Hamada Bathily

Personal information
- Full name: Hadama Bathily
- Date of birth: 18 June 1985 (age 40)
- Place of birth: Rouen, France
- Height: 1.85 m (6 ft 1 in)
- Position(s): Goalkeeper

Team information
- Current team: Etoile FC
- Number: 26

Youth career
- Football Croix de Savoie 74

Senior career*
- Years: Team / Apps / (Gls)
- 2009 –2010: ESN
- 2011: Etoile FC / 2 / (0)

= Hadama Bathily =

French Guianaian association footballer (born 1985)

Hadama Bathily (born 18 June 1985 in Rouen) is a French Guianaian association footballer who played for Etoile FC in the Singapore S.League. He plays as a goalkeeper.

==Career==
Hadama Bathily signed for Etoile FC for the 2011 season. He made his debut for the club in the clash against Tanjong Pagar on September 26. in which Etoile FC ran out 6-1 winners.

==Controversy==
Bathily was embroiled in controversy during the Match #86 clash between Etoile FC and Hougang United, in which the game was called off before kickoff due to an all-in brawl involving both squads. Both teams gave varying descriptions of how the fight occurred, however the fight is believed to have started during the pre-match warm up when an Etoile FC ball was kicked into the Hougang United warm up area. It is then claimed that Bathily entered the Hougang warm up area to retrieve the ball, where he then headbutted Hougang's assistant coach Hasrin Jailani, with no provocation. Bathily denied these reports, claiming he slapped the assistant coach because he had aimed a racist slur towards him. However, an unnamed source from Etoile claims the melee started when first-choice goalkeeper Antonin Trilles was verbally abused, and even kicked by the Hougang assistant coach.

As a result of the fracas, Basit Abdul Hamid and the Hougang assistant coach were taken to hospital, whilst Etoile players Franklin Anzite and Bathily were also taken to hospital.

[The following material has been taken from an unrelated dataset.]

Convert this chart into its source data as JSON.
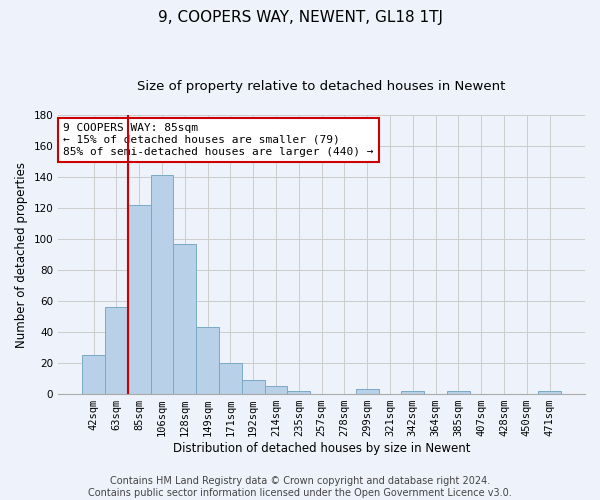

After a week-long disciplinary hearing from the Football Association of Singapore, which took 5 sessions, a total of 18 1/2 hours, finally reached a verdict. Both clubs were docked 5 points each, and fined $10,000, of which $5,000 is suspended until the end of the 2011 S.League season, dependent on each clubs good behaviour. Three Hougang United members were charged with gross misconduct which brought the game into disrepute. Assistant coach Jailani was fined $1,000, charged with using vulgar language and received a 3-match touchline ban. The Hougang Captain Shariff Abdul Samat was fined $1,500 and charged with committing an act of violence upon Bathily, and received a 5-match suspension. Fathi Yunus was cleared of all charges by the tribunal.

Bathili himself was charged with committing an act of violence upon the Hougang assistant coach, was fined $2,000 and received a 7-match ban, whilst Bathili's teammate Serge Souchon-Koguia was charged with committing an assault on Hougang player Basit Abdul Hamid, fined $1,500 and received a 5-match ban.